Whoever does these things isn’t just receiving a child, but they are also receiving Jesus because they no longer care about being pretentious, pompous, high-and-mighty, or arrogant. They are open, not just the innocence or a child, but to becoming small themselves.
We all know that we can’t act like big shots around children. They see right through it and will call us on it. In relating to a child we have to let down our guards, open up, and soften ourselves.
We have to do the same to accept Jesus, and to accept and welcome His Father as our Father.
Jesus was showing the disciples, who were arguing about who’s first that they had to let go of that attitude. They had to stop pretending after greatness because the only place they could find greatness, find heaven, was in being the servant to each other.
Jesus loved children because they weren’t competing. They were open to love and plain teaching. They recognized Jesus’ love – they got Him. While the men and women around Him, even His disciples were blinded by their own goals, children clearly saw God’s goals for their lives – and they accepted God’s goals as their goals.
We will all be called to account for our approach to life – how closely our lives follow Jesus’ way.
Did we treat our faith as something complex and hierarchical? Did we treat our faith as based on community and service to each other and the wider world?
Do we dwell on disputes and the competition to be greater than others? Do we focus on humility and self-denial so as to be most like Jesus?

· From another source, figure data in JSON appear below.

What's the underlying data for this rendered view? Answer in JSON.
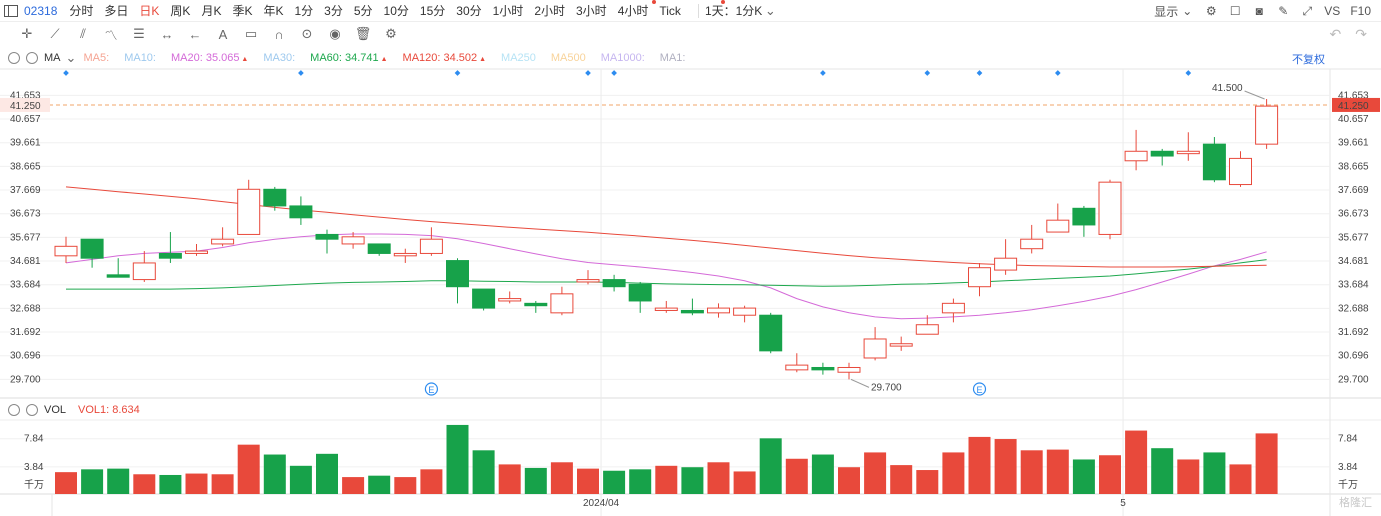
{
  "toolbar": {
    "symbol": "02318",
    "periods": [
      "分时",
      "多日",
      "日K",
      "周K",
      "月K",
      "季K",
      "年K",
      "1分",
      "3分",
      "5分",
      "10分",
      "15分",
      "30分",
      "1小时",
      "2小时",
      "3小时",
      "4小时",
      "Tick",
      "1天：1分K"
    ],
    "active_period": "日K",
    "display_label": "显示",
    "right_labels": [
      "VS",
      "F10"
    ]
  },
  "legend": {
    "indicator": "MA",
    "ma5": "MA5:",
    "ma10": "MA10:",
    "ma20": "MA20: 35.065",
    "ma30": "MA30:",
    "ma60": "MA60: 34.741",
    "ma120": "MA120: 34.502",
    "ma250": "MA250",
    "ma500": "MA500",
    "ma1000": "MA1000:",
    "ma1": "MA1:",
    "adjust": "不复权",
    "colors": {
      "ma5": "#f5a493",
      "ma10": "#9ec9ee",
      "ma20": "#d46ad8",
      "ma30": "#9ec9ee",
      "ma60": "#1ea84e",
      "ma120": "#e8493b",
      "ma250": "#b6e3f5",
      "ma500": "#f8d39a",
      "ma1000": "#c6b6f0",
      "ma1": "#b0b0c0"
    }
  },
  "vol_legend": {
    "indicator": "VOL",
    "vol1": "VOL1: 8.634"
  },
  "chart_data": {
    "type": "candlestick",
    "ylim": [
      29.0,
      42.3
    ],
    "y_ticks": [
      "41.653",
      "40.657",
      "39.661",
      "38.665",
      "37.669",
      "36.673",
      "35.677",
      "34.681",
      "33.684",
      "32.688",
      "31.692",
      "30.696",
      "29.700"
    ],
    "current_price": "41.250",
    "max_label": "41.500",
    "min_label": "29.700",
    "x_labels": [
      {
        "index": 21,
        "label": "2024/04"
      },
      {
        "index": 41,
        "label": "5"
      }
    ],
    "candles": [
      {
        "o": 34.9,
        "c": 35.3,
        "h": 35.7,
        "l": 34.6
      },
      {
        "o": 35.6,
        "c": 34.8,
        "h": 35.6,
        "l": 34.4
      },
      {
        "o": 34.1,
        "c": 34.0,
        "h": 34.8,
        "l": 34.0
      },
      {
        "o": 33.9,
        "c": 34.6,
        "h": 35.1,
        "l": 33.8
      },
      {
        "o": 35.0,
        "c": 34.8,
        "h": 35.9,
        "l": 34.6
      },
      {
        "o": 35.0,
        "c": 35.1,
        "h": 35.4,
        "l": 34.9
      },
      {
        "o": 35.4,
        "c": 35.6,
        "h": 36.1,
        "l": 35.3
      },
      {
        "o": 35.8,
        "c": 37.7,
        "h": 38.1,
        "l": 35.8
      },
      {
        "o": 37.7,
        "c": 37.0,
        "h": 37.8,
        "l": 36.8
      },
      {
        "o": 37.0,
        "c": 36.5,
        "h": 37.4,
        "l": 36.2
      },
      {
        "o": 35.8,
        "c": 35.6,
        "h": 36.0,
        "l": 35.0
      },
      {
        "o": 35.4,
        "c": 35.7,
        "h": 35.9,
        "l": 35.2
      },
      {
        "o": 35.4,
        "c": 35.0,
        "h": 35.4,
        "l": 34.9
      },
      {
        "o": 34.9,
        "c": 35.0,
        "h": 35.2,
        "l": 34.6
      },
      {
        "o": 35.0,
        "c": 35.6,
        "h": 36.1,
        "l": 34.9
      },
      {
        "o": 34.7,
        "c": 33.6,
        "h": 34.8,
        "l": 32.9
      },
      {
        "o": 33.5,
        "c": 32.7,
        "h": 33.5,
        "l": 32.6
      },
      {
        "o": 33.0,
        "c": 33.1,
        "h": 33.4,
        "l": 32.9
      },
      {
        "o": 32.9,
        "c": 32.8,
        "h": 33.0,
        "l": 32.5
      },
      {
        "o": 32.5,
        "c": 33.3,
        "h": 33.6,
        "l": 32.4
      },
      {
        "o": 33.8,
        "c": 33.9,
        "h": 34.3,
        "l": 33.7
      },
      {
        "o": 33.9,
        "c": 33.6,
        "h": 34.1,
        "l": 33.4
      },
      {
        "o": 33.7,
        "c": 33.0,
        "h": 33.8,
        "l": 32.5
      },
      {
        "o": 32.6,
        "c": 32.7,
        "h": 33.0,
        "l": 32.5
      },
      {
        "o": 32.6,
        "c": 32.5,
        "h": 33.1,
        "l": 32.4
      },
      {
        "o": 32.5,
        "c": 32.7,
        "h": 32.9,
        "l": 32.3
      },
      {
        "o": 32.4,
        "c": 32.7,
        "h": 32.8,
        "l": 32.1
      },
      {
        "o": 32.4,
        "c": 30.9,
        "h": 32.5,
        "l": 30.8
      },
      {
        "o": 30.1,
        "c": 30.3,
        "h": 30.8,
        "l": 30.0
      },
      {
        "o": 30.2,
        "c": 30.1,
        "h": 30.4,
        "l": 29.9
      },
      {
        "o": 30.0,
        "c": 30.2,
        "h": 30.4,
        "l": 29.7
      },
      {
        "o": 30.6,
        "c": 31.4,
        "h": 31.9,
        "l": 30.5
      },
      {
        "o": 31.1,
        "c": 31.2,
        "h": 31.5,
        "l": 30.9
      },
      {
        "o": 31.6,
        "c": 32.0,
        "h": 32.4,
        "l": 31.6
      },
      {
        "o": 32.5,
        "c": 32.9,
        "h": 33.1,
        "l": 32.1
      },
      {
        "o": 33.6,
        "c": 34.4,
        "h": 34.6,
        "l": 33.2
      },
      {
        "o": 34.3,
        "c": 34.8,
        "h": 35.6,
        "l": 34.1
      },
      {
        "o": 35.2,
        "c": 35.6,
        "h": 36.2,
        "l": 35.0
      },
      {
        "o": 35.9,
        "c": 36.4,
        "h": 37.1,
        "l": 35.9
      },
      {
        "o": 36.9,
        "c": 36.2,
        "h": 37.0,
        "l": 35.7
      },
      {
        "o": 35.8,
        "c": 38.0,
        "h": 38.1,
        "l": 35.6
      },
      {
        "o": 38.9,
        "c": 39.3,
        "h": 40.2,
        "l": 38.5
      },
      {
        "o": 39.3,
        "c": 39.1,
        "h": 39.4,
        "l": 38.7
      },
      {
        "o": 39.2,
        "c": 39.3,
        "h": 40.1,
        "l": 38.9
      },
      {
        "o": 39.6,
        "c": 38.1,
        "h": 39.9,
        "l": 38.0
      },
      {
        "o": 37.9,
        "c": 39.0,
        "h": 39.3,
        "l": 37.8
      },
      {
        "o": 39.6,
        "c": 41.2,
        "h": 41.5,
        "l": 39.4
      }
    ],
    "series": [
      {
        "name": "MA20",
        "color": "#d46ad8",
        "values": [
          34.6,
          34.75,
          34.9,
          35.0,
          35.05,
          35.1,
          35.25,
          35.45,
          35.6,
          35.7,
          35.78,
          35.82,
          35.82,
          35.8,
          35.75,
          35.62,
          35.42,
          35.2,
          34.98,
          34.78,
          34.62,
          34.52,
          34.43,
          34.32,
          34.2,
          34.05,
          33.85,
          33.55,
          33.1,
          32.75,
          32.5,
          32.33,
          32.25,
          32.28,
          32.33,
          32.4,
          32.5,
          32.63,
          32.8,
          32.98,
          33.2,
          33.48,
          33.8,
          34.13,
          34.48,
          34.75,
          35.07
        ]
      },
      {
        "name": "MA60",
        "color": "#1ea84e",
        "values": [
          33.5,
          33.5,
          33.5,
          33.5,
          33.5,
          33.52,
          33.55,
          33.6,
          33.65,
          33.7,
          33.75,
          33.78,
          33.8,
          33.82,
          33.85,
          33.85,
          33.83,
          33.82,
          33.8,
          33.8,
          33.8,
          33.78,
          33.75,
          33.72,
          33.7,
          33.69,
          33.68,
          33.66,
          33.64,
          33.62,
          33.63,
          33.66,
          33.7,
          33.72,
          33.76,
          33.8,
          33.85,
          33.9,
          33.95,
          34.0,
          34.05,
          34.14,
          34.24,
          34.34,
          34.46,
          34.6,
          34.74
        ]
      },
      {
        "name": "MA120",
        "color": "#e8493b",
        "values": [
          37.8,
          37.7,
          37.6,
          37.5,
          37.4,
          37.3,
          37.18,
          37.06,
          36.94,
          36.83,
          36.73,
          36.63,
          36.53,
          36.43,
          36.34,
          36.26,
          36.18,
          36.1,
          36.03,
          35.96,
          35.89,
          35.81,
          35.73,
          35.64,
          35.55,
          35.45,
          35.34,
          35.23,
          35.12,
          35.01,
          34.91,
          34.82,
          34.75,
          34.68,
          34.62,
          34.57,
          34.52,
          34.49,
          34.47,
          34.45,
          34.43,
          34.43,
          34.43,
          34.44,
          34.46,
          34.48,
          34.5
        ]
      }
    ],
    "volume": {
      "ylim": [
        0,
        10.5
      ],
      "y_ticks": [
        "7.84",
        "3.84"
      ],
      "unit": "千万",
      "values": [
        3.1,
        3.5,
        3.6,
        2.8,
        2.7,
        2.9,
        2.8,
        7.0,
        5.6,
        4.0,
        5.7,
        2.4,
        2.6,
        2.4,
        3.5,
        9.8,
        6.2,
        4.2,
        3.7,
        4.5,
        3.6,
        3.3,
        3.5,
        4.0,
        3.8,
        4.5,
        3.2,
        7.9,
        5.0,
        5.6,
        3.8,
        5.9,
        4.1,
        3.4,
        5.9,
        8.1,
        7.8,
        6.2,
        6.3,
        4.9,
        5.5,
        9.0,
        6.5,
        4.9,
        5.9,
        4.2,
        8.6
      ],
      "up": [
        true,
        false,
        false,
        true,
        false,
        true,
        true,
        true,
        false,
        false,
        false,
        true,
        false,
        true,
        true,
        false,
        false,
        true,
        false,
        true,
        true,
        false,
        false,
        true,
        false,
        true,
        true,
        false,
        true,
        false,
        true,
        true,
        true,
        true,
        true,
        true,
        true,
        true,
        true,
        false,
        true,
        true,
        false,
        true,
        false,
        true,
        true
      ]
    }
  }
}
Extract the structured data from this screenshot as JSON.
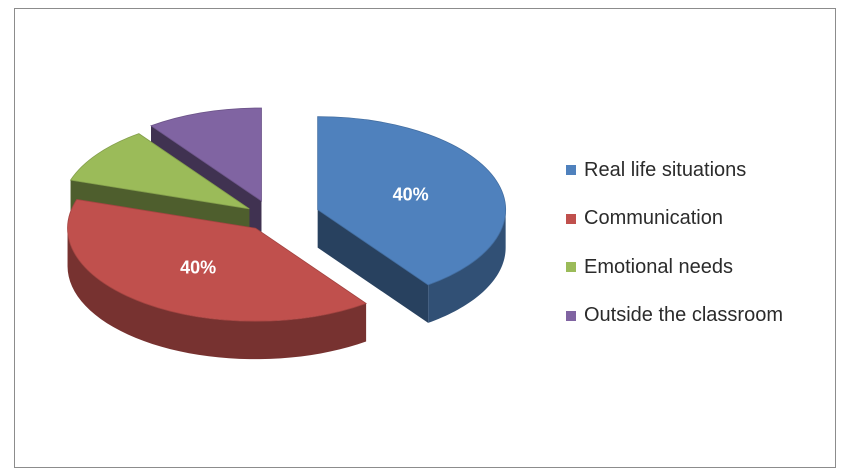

St. James, having learned from Jesus during these days, points out that we tend to seek for ourselves, we focus only on our passions, we ask wrongly. We need to listen to the child’s voice. When we hear, “May I please have a glass of water?” our hearts should melt to become the servant who fulfills that child’s need – for the water that brings both physical and spiritual life. Be a humble believer, accept that child, and receive Jesus.